First, I need to be honest with myself and my parishioners about how completely desperate I feel most of the time. I really do think that everything is on fire, and that belief makes me feel frustrated about anything that is not a radical and sweeping change. And yet, many of you probably think that things are mostly fine, and that radical change is not necessary. And that is okay. It is my job to be in conversation with my parishioners, trying to bridge the gap between where they are at and where I am at. And it would be unfair to you if I preached a “sky is falling” homily every weekend. But the result of all of this is that I am always going to feel like we are moving too slow, and most of you are going to feel like I am pushing too hard, and we will always be in that tension. And knowing that about each other, maybe we can bring that to Jesus and move forward together.

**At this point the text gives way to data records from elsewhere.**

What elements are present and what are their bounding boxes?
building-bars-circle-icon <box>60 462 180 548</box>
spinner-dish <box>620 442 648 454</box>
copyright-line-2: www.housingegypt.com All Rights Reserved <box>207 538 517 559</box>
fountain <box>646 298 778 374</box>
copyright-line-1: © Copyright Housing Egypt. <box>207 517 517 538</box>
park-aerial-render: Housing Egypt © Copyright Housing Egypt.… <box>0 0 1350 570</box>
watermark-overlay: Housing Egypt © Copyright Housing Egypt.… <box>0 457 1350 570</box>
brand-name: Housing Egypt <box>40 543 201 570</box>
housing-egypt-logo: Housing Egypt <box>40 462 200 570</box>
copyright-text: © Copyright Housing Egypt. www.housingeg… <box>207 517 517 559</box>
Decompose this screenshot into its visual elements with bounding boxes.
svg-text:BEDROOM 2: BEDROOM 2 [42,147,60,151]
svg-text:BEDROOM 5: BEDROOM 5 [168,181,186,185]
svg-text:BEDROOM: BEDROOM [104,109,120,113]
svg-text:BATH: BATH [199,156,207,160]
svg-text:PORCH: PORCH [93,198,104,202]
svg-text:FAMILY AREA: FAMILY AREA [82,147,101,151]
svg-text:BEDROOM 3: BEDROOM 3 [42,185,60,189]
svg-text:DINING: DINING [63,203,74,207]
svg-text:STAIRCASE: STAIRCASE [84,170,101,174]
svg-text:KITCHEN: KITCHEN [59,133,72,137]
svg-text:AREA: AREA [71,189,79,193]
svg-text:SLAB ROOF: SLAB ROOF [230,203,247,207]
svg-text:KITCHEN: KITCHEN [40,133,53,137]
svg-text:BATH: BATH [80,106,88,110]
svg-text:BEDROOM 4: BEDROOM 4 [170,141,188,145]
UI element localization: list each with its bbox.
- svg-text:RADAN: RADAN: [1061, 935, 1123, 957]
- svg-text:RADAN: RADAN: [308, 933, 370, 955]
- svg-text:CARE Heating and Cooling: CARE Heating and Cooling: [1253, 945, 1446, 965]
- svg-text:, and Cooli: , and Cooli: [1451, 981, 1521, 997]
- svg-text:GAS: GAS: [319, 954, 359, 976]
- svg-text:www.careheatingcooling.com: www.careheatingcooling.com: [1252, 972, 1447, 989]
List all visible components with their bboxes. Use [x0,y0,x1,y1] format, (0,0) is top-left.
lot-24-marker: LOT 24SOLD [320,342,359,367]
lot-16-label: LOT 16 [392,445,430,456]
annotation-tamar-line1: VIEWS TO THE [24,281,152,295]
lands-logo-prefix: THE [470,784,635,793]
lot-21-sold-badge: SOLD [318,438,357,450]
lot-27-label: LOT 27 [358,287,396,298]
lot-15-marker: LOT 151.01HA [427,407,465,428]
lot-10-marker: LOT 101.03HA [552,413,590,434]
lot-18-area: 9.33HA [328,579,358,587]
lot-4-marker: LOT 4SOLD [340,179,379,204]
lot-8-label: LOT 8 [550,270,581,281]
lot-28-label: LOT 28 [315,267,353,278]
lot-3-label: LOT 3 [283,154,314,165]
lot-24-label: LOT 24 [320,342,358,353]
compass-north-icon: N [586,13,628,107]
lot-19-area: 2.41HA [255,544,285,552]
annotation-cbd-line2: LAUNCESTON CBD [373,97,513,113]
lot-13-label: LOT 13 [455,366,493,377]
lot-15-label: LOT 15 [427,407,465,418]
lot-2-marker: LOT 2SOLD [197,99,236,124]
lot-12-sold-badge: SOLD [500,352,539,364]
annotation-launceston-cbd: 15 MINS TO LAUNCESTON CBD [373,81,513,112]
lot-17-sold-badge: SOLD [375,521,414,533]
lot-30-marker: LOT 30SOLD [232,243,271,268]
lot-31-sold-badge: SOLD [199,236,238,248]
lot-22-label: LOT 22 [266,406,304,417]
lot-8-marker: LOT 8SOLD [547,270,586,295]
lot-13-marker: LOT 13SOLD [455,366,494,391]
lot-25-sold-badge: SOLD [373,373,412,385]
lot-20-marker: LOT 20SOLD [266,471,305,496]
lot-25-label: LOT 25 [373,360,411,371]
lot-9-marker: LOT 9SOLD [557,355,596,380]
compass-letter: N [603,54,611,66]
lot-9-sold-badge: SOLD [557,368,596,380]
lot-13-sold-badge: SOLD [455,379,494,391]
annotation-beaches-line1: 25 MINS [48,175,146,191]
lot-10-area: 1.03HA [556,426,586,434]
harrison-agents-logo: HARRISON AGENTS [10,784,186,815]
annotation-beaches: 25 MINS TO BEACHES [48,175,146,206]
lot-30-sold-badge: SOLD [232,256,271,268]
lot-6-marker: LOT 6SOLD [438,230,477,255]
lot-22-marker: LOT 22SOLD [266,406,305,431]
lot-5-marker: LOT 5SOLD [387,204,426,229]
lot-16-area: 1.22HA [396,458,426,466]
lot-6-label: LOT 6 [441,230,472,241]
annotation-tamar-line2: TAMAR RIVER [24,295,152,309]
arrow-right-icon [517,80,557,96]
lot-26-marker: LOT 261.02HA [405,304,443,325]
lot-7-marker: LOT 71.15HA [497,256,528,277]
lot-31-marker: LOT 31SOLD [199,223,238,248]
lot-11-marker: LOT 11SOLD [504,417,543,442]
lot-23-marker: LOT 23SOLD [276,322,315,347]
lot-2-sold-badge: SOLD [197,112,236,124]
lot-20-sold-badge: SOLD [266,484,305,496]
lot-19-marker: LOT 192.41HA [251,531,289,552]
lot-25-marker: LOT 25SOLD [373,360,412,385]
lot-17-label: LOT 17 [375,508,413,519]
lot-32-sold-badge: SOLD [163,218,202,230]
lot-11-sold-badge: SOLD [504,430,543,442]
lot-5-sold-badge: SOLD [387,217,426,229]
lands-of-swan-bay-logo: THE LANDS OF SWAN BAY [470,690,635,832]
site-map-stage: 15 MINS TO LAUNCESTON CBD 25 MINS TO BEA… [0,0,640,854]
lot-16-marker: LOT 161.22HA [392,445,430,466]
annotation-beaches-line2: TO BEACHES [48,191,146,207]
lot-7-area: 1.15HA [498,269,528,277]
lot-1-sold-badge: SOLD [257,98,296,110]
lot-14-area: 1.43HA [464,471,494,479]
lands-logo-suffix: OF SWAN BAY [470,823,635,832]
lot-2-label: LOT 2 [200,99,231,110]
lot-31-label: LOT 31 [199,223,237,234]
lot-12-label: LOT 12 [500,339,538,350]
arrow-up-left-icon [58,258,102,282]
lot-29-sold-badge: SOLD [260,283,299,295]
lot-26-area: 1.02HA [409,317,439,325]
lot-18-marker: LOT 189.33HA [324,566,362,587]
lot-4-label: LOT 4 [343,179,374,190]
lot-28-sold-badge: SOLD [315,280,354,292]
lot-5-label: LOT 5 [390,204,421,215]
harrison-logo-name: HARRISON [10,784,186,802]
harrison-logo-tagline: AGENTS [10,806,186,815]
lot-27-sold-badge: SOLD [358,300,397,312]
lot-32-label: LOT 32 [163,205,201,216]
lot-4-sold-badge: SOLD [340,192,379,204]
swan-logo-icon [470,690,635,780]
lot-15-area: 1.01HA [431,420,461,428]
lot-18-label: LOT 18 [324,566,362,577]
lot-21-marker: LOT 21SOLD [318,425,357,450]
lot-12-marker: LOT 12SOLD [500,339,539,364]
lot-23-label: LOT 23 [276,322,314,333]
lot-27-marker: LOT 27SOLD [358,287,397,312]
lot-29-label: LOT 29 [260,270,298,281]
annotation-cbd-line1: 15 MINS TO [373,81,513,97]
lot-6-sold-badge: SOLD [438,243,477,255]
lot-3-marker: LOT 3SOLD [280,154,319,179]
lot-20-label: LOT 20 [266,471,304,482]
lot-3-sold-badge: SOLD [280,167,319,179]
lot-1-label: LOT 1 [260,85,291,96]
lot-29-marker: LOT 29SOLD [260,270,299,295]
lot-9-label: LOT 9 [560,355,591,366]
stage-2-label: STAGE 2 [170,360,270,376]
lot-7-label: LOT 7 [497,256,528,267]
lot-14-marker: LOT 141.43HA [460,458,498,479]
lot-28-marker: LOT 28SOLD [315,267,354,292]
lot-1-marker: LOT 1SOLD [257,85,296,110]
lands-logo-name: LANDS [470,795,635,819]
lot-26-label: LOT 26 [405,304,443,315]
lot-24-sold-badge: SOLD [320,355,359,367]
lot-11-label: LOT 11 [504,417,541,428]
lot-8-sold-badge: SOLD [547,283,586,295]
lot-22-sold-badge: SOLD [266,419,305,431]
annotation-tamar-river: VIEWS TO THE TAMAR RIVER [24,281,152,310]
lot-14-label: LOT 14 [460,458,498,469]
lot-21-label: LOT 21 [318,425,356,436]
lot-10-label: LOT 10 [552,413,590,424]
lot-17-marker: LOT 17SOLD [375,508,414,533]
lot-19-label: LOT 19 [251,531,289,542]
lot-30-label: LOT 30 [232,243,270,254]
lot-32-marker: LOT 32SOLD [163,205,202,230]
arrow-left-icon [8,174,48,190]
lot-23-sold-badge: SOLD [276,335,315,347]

Second, I am going to continue to enable and empower as many parishioners as I can to own and run the ministries of the parish. I often feel frustrated because I am doing a bunch of stuff that I do not really care about, even though it may be an important or necessary parish ministry. I also believe that Jesus takes care of his Church, and that if something is an important or necessary ministry, he has already given our parish someone who is passionate about that ministry. It is my job to help people fall more and more in love with Jesus until these passions reveal themselves and these people are inspired to give their time and talents to the Lord. It is many gifts but the same Spirit. We already have these gifts, we just need to tap into them. Yes, the priest needs to coordinate the efforts of his parishioners, but if the Lord is inspiring you to serve in some way, I am going to find every way I can to let that inspiration run its course. Not only would you likely be doing me a favor, but you would be helping God carry out his plan for our parish.
Finally, and this is the one that will be hardest for me to maintain and not forget, I think it is important for you to hear from your priest about his personal relationship with Jesus. It is so easy for me to teach, or to encourage, or to challenge. But you rarely get to hear about the fact that, for me, Jesus is an active person in my life whom I love. He and I have a continual dialogue. He regularly asks me to do things that I do not enjoy, and I am very often upset with him. But I have given my life to Jesus, and I love him with my entire being, and I have never regretted that.
So this is where I am with Jesus. I hope that, even when it is maddening and frustrating, you, too, can have a deep and profound relationship with Jesus. In the end, nothing else really matters.